Tuesday, April 6, 2010

My [Little] Blue Heaven

I need to admit how much my meds do help me function through a normal day. Not that I don't recognize their importance and certainly the impact they've had on my life since I first went on them on October or November 2008. But somehow I continue to let myself slide into a pattern of sloth, particularly on the weekends. I'll let taking my meds go for 2 to 3 days and wonder why I feel like I'm drowning.

I was up very early this morning - I work at 5am so 'up very early' can be between 1am and 2am - with the intention of getting everything ready for work and putting a stop into the grocery store. 4am rolled around and I found myself still sitting slack-jawed on the couch, buried in TV and the manic side of my mind trying to break through the wall.

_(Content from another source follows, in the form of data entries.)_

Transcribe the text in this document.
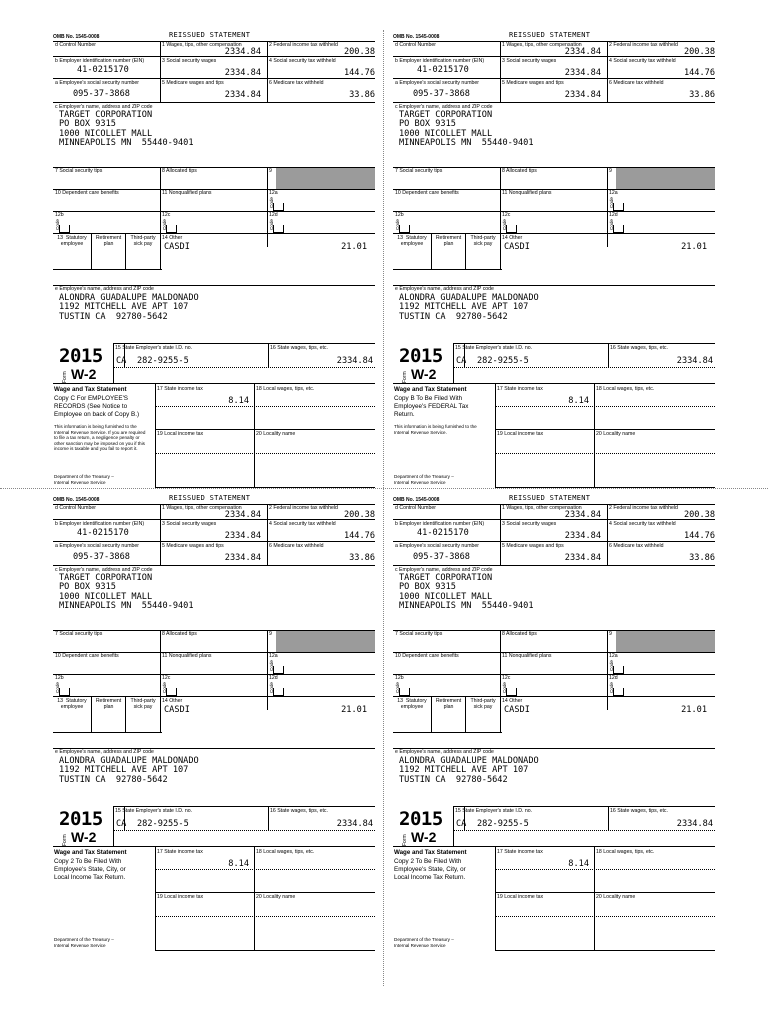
OMB No. 1545-0008	REISSUED STATEMENT
d Control Number	1 Wages, tips, other compensation
2334.84
2 Federal income tax withheld
200.38
b Employer identification number (EIN)
41-0215170
3 Social security wages
2334.84
4 Social security tax withheld
144.76
a Employee's social security number
095-37-3868
5 Medicare wages and tips
2334.84
6 Medicare tax withheld
33.86
c Employer's name, address and ZIP code
TARGET CORPORATION
PO BOX 9315
1000 NICOLLET MALL
MINNEAPOLIS MN  55440-9401
7 Social security tips	8 Allocated tips	9
10 Dependent care benefits	11 Nonqualified plans	12a
Code
12b
Code
12c
Code
12d
Code
13  Statutory
employee
Retirement
plan
Third-party
sick pay
14 Other
CASDI	21.01
e Employee's name, address and ZIP code
ALONDRA GUADALUPE MALDONADO
1192 MITCHELL AVE APT 107
TUSTIN CA  92780-5642
15 State Employer's state I.D. no.
CA 282-9255-5
16 State wages, tips, etc.
2334.84
2015
Form W-2
17 State income tax
8.14
18 Local wages, tips, etc.
19 Local income tax	20 Locality name
Wage and Tax Statement
Copy C For EMPLOYEE'S
RECORDS (See Notice to
Employee on back of Copy B.)
This information is being furnished to the
Internal Revenue Service. If you are required
to file a tax return, a negligence penalty or
other sanction may be imposed on you if this
income is taxable and you fail to report it.
Department of the Treasury –
Internal Revenue Service
OMB No. 1545-0008	REISSUED STATEMENT
d Control Number	1 Wages, tips, other compensation
2334.84
2 Federal income tax withheld
200.38
b Employer identification number (EIN)
41-0215170
3 Social security wages
2334.84
4 Social security tax withheld
144.76
a Employee's social security number
095-37-3868
5 Medicare wages and tips
2334.84
6 Medicare tax withheld
33.86
c Employer's name, address and ZIP code
TARGET CORPORATION
PO BOX 9315
1000 NICOLLET MALL
MINNEAPOLIS MN  55440-9401
7 Social security tips	8 Allocated tips	9
10 Dependent care benefits	11 Nonqualified plans	12a
Code
12b
Code
12c
Code
12d
Code
13  Statutory
employee
Retirement
plan
Third-party
sick pay
14 Other
CASDI	21.01
e Employee's name, address and ZIP code
ALONDRA GUADALUPE MALDONADO
1192 MITCHELL AVE APT 107
TUSTIN CA  92780-5642
15 State Employer's state I.D. no.
CA 282-9255-5
16 State wages, tips, etc.
2334.84
2015
Form W-2
17 State income tax
8.14
18 Local wages, tips, etc.
19 Local income tax	20 Locality name
Wage and Tax Statement
Copy B To Be Filed With
Employee's FEDERAL Tax
Return.
This information is being furnished to the
Internal Revenue Service.
Department of the Treasury –
Internal Revenue Service
OMB No. 1545-0008	REISSUED STATEMENT
d Control Number	1 Wages, tips, other compensation
2334.84
2 Federal income tax withheld
200.38
b Employer identification number (EIN)
41-0215170
3 Social security wages
2334.84
4 Social security tax withheld
144.76
a Employee's social security number
095-37-3868
5 Medicare wages and tips
2334.84
6 Medicare tax withheld
33.86
c Employer's name, address and ZIP code
TARGET CORPORATION
PO BOX 9315
1000 NICOLLET MALL
MINNEAPOLIS MN  55440-9401
7 Social security tips	8 Allocated tips	9
10 Dependent care benefits	11 Nonqualified plans	12a
Code
12b
Code
12c
Code
12d
Code
13  Statutory
employee
Retirement
plan
Third-party
sick pay
14 Other
CASDI	21.01
e Employee's name, address and ZIP code
ALONDRA GUADALUPE MALDONADO
1192 MITCHELL AVE APT 107
TUSTIN CA  92780-5642
15 State Employer's state I.D. no.
CA 282-9255-5
16 State wages, tips, etc.
2334.84
2015
Form W-2
17 State income tax
8.14
18 Local wages, tips, etc.
19 Local income tax	20 Locality name
Wage and Tax Statement
Copy 2 To Be Filed With
Employee's State, City, or
Local Income Tax Return.
Department of the Treasury –
Internal Revenue Service
OMB No. 1545-0008	REISSUED STATEMENT
d Control Number	1 Wages, tips, other compensation
2334.84
2 Federal income tax withheld
200.38
b Employer identification number (EIN)
41-0215170
3 Social security wages
2334.84
4 Social security tax withheld
144.76
a Employee's social security number
095-37-3868
5 Medicare wages and tips
2334.84
6 Medicare tax withheld
33.86
c Employer's name, address and ZIP code
TARGET CORPORATION
PO BOX 9315
1000 NICOLLET MALL
MINNEAPOLIS MN  55440-9401
7 Social security tips	8 Allocated tips	9
10 Dependent care benefits	11 Nonqualified plans	12a
Code
12b
Code
12c
Code
12d
Code
13  Statutory
employee
Retirement
plan
Third-party
sick pay
14 Other
CASDI	21.01
e Employee's name, address and ZIP code
ALONDRA GUADALUPE MALDONADO
1192 MITCHELL AVE APT 107
TUSTIN CA  92780-5642
15 State Employer's state I.D. no.
CA 282-9255-5
16 State wages, tips, etc.
2334.84
2015
Form W-2
17 State income tax
8.14
18 Local wages, tips, etc.
19 Local income tax	20 Locality name
Wage and Tax Statement
Copy 2 To Be Filed With
Employee's State, City, or
Local Income Tax Return.
Department of the Treasury –
Internal Revenue Service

After a massive debate about calling in sick, I pushed into work and locked into my desk, my brain awash in everything from comfort to disdain, worrying about money, enjoying that the pace this Monday is quick enough for me to lose track of time.

When I got to my first break, I was able to pop my [little] blue heaven - still tempted to test if the new label "chewable" wasn't a misprint - and it's almost scary how quickly it helps right the ship. I'm to the point now where the effects are swift, which both fascinates and elates me as well as worries me about my brain chemistry. I don't feel a dependence - SLOTH! - but how can I ignore that nigh immediate response.

You'd think I'd be happy to keep an even keel everyday and yet, somehow, that always seems to slip, well, my mind.